Una rara carnalidad

Economía

La Casa Blanca ya prepara la última gran gira de George W. Bush por Sudamérica. Se adelantó que ese tour no incluirá a la Argentina ni, obviamente, a Venezuela. Se alimenta, así, para la imagen popular, la lejanía ideológica con Washington. Pero hoy llegan al país dos suplentes, con las mismas funciones prácticas que tendría una visita presidencial: Nicholas Burns, del Departamento de Estado, y el influyente Tom Shannon. Se ratifica, así, una rara carnalidad que no se consuma con el presidente, aunque se coquetee con funcionarios de la segunda línea.

George W. Bush visitará la región en marzo por segunda vez desde que es presidente, pero a diferencia de la primera vez, cuando participó en la cumbre de las Américas de Mar del Plata en noviembre de 2004, esta vez no vendrá a la Argentina.

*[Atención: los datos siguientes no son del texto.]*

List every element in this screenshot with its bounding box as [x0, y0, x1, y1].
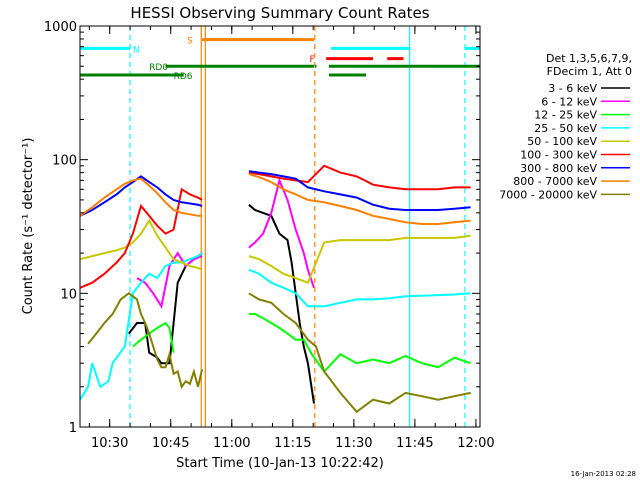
series-line-0-1	[248, 203, 315, 404]
legend-label-7: 800 - 7000 keV	[513, 175, 597, 188]
legend-header-1: FDecim 1, Att 0	[547, 65, 632, 78]
y-tick-label-0: 1	[69, 421, 77, 436]
chart-title: HESSI Observing Summary Count Rates	[130, 4, 429, 22]
flag-bars: N S F RD0 RD6	[80, 37, 480, 82]
flag-label-f: F	[310, 55, 315, 65]
plot-frame	[79, 25, 481, 428]
x-tick-label-0: 10:30	[91, 436, 128, 451]
series-line-2-0	[132, 321, 175, 353]
axes: 1 10 100 1000 10:30 10:45 11:00 11:15 11:30 11:45…	[44, 20, 495, 451]
legend-label-1: 6 - 12 keV	[541, 95, 597, 108]
series-line-6-0	[79, 175, 203, 217]
x-tick-label-6: 12:00	[457, 436, 494, 451]
series-line-3-0	[79, 252, 203, 401]
flag-label-rd6: RD6	[174, 72, 193, 82]
series-line-7-1	[248, 173, 471, 225]
x-tick-label-5: 11:45	[396, 436, 433, 451]
series-line-3-1	[248, 268, 471, 308]
series-line-5-0	[79, 187, 203, 289]
flag-label-rd0: RD0	[149, 63, 168, 73]
series-line-8-1	[248, 292, 471, 414]
series-line-4-1	[248, 234, 471, 284]
y-axis-label: Count Rate (s⁻¹ detector⁻¹)	[21, 138, 36, 315]
flag-label-n: N	[133, 45, 140, 55]
timestamp: 16-Jan-2013 02:28	[571, 470, 636, 478]
x-axis-label: Start Time (10-Jan-13 10:22:42)	[176, 456, 384, 471]
legend-label-2: 12 - 25 keV	[534, 109, 597, 122]
legend-label-4: 50 - 100 keV	[527, 135, 597, 148]
y-tick-label-1: 10	[60, 287, 77, 302]
series-line-4-0	[79, 218, 203, 271]
x-tick-label-4: 11:30	[335, 436, 372, 451]
x-tick-label-3: 11:15	[274, 436, 311, 451]
x-tick-label-1: 10:45	[152, 436, 189, 451]
x-tick-label-2: 11:00	[213, 436, 250, 451]
boundary-lines	[129, 26, 466, 427]
series-line-5-1	[248, 164, 471, 191]
y-tick-label-2: 100	[52, 154, 77, 169]
legend-label-6: 300 - 800 keV	[520, 162, 597, 175]
legend-header-0: Det 1,3,5,6,7,9,	[546, 52, 632, 65]
series-line-6-1	[248, 170, 471, 211]
y-tick-label-3: 1000	[44, 20, 77, 35]
legend-label-3: 25 - 50 keV	[534, 122, 597, 135]
legend-label-5: 100 - 300 keV	[520, 149, 597, 162]
series-line-8-0	[87, 292, 204, 390]
legend-label-8: 7000 - 20000 keV	[499, 188, 597, 201]
legend: Det 1,3,5,6,7,9,FDecim 1, Att 0 3 - 6 keV…	[499, 52, 632, 201]
legend-label-0: 3 - 6 keV	[548, 82, 597, 95]
data-series	[79, 164, 471, 414]
flag-label-s: S	[187, 37, 193, 47]
series-line-7-0	[79, 177, 203, 217]
series-line-1-0	[136, 251, 203, 309]
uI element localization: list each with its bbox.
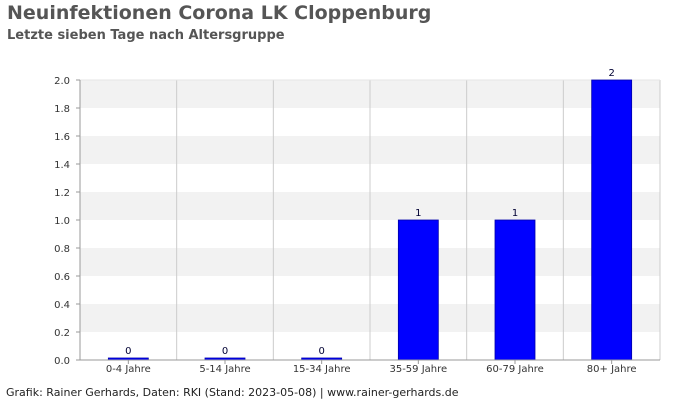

Tampoco estará en Venezuela, Bolivia y Ecuador. La gira del presidente de Estados Unidos abarca Uruguay, Brasil, Chile y Colombia.

Esto indica que en el último viaje como presidente norteamericano a la región, quiere dejar claro cuáles son los gobiernos que considera cercanos. Hay además previstas dos paradas: México y Guatemala, dos aliados de Estados Unidos.

Aparentemente, las consecuencias del debate ideológico que se dio entre Kirchner y Bush en Mar del Plata -Chávez mediante-hicieron que las relaciones entre los dos presidentes, que en algún momento fueron muy buenas, pasaran al distanciamiento y/ o eventual congelamiento. En los últimos meses, la administración republicana había dado un guiño hacia la Argentina al mantener al país dentro de los beneficios del Sistema Generalizado de Preferencias (SGP), que le permite exportar productos protegidos por un valor de u$s 600 millones anuales. Sin embargo, a la hora de cerrar vínculos personales y diplomáticos, Bush continúa dejando afuera a Kirchner. Como agravante para esa época está decidido un viaje de Cristina Fernández de Kirchner a Estados Unidos, que tendría como eje central, al menos es lo que se intenta programar desde Buenos Aires, a Hillary Clinton, la precandidata demócrata a suceder a Bush.

  • Montevideo

    De todos los países latinoamericanos que visitará Bush en marzo, la etapa más importante por sus consecuencias para la Argentina será su paso por Montevideo. Según se preocupó ayer de informar el gobierno de Tabaré Vázquez, que llegó a la Presidencia criticando a Bush, el viaje del norteamericano se justifica por la intención de «dar impulso a las relaciones bilaterales comerciales, económicas y de inversiones».

    La visita fue anunciada al ministro de Economía, Danilo Astori, y al secretario de la Presidencia, Gonzalo Fernández, durante un viaje que los funcionarios realizaron a Estados Unidos para acordar los detalles del Tratado Marco de Comercio e Inversiones (TIFA, por sus siglas en inglés), firmado por ambos gobiernos. Si la idea de Bush es profundizar este acuerdo, se desprende que el próximo paso será comenzar a negociar un Tratado de Libre Comercio (TLC) entre los dos países que, de confirmarse, implicaría el comienzo del fin de la sociedad de Uruguay como miembro pleno del Mercosur. Sucede que el Tratado de Asunción impide la vigencia de un acuerdo comercial de este tipo mientras se integra el proyecto de unión aduanera entre Brasil, Uruguay, la Argentina, Paraguay y ahora Venezuela.

    Sin embargo, antes de dar este paso, Tabaré tendrá oportunidad de negociar su situación dentro del bloque. Para el próximo lunes 26 de febrero, se anunció también ayer en Montevideo la visita del presidente brasileño Luiz Inácio Lula da Silva para recomponer la alicaída relación entre ambos estados. El viaje había sido postergado en noviembre del año pasado para la cumbre iberoamericana, lo que fue tomado por Vázquez como un desaire personal. Será en el momento en que ambos se encuentren en Montevideo, cuando el uruguayo le plantee cuál es la relación que piensa sostener con el Mercosur y, lo más importante, el alcance del acuerdo comercial que intentará profundizar con Estados Unidos. De todas maneras, cualquier avance entre los dos países más allá de lo que rige hoy (protección de inversiones, fomento del comercio y liberalización de ciertas exportaciones) estaría vedado por el Mercosur.

    La decisión de ir más allá en la relación comercial entre Uruguay y Estados Unidos, implica además un claro avance de la posición del ministro de Economía, Danilo Astori, por sobre su par de Agricultura y ex tupamaro, Francisco «Pepe» Mujica. Según la visión del primero, avanzar en un TLC con Estados Unidos le permitiría aumentar a Uruguay sus exportaciones en por lo menos u$s 2.000 millones, algo que dentro del bloque sudamericano nunca lograría.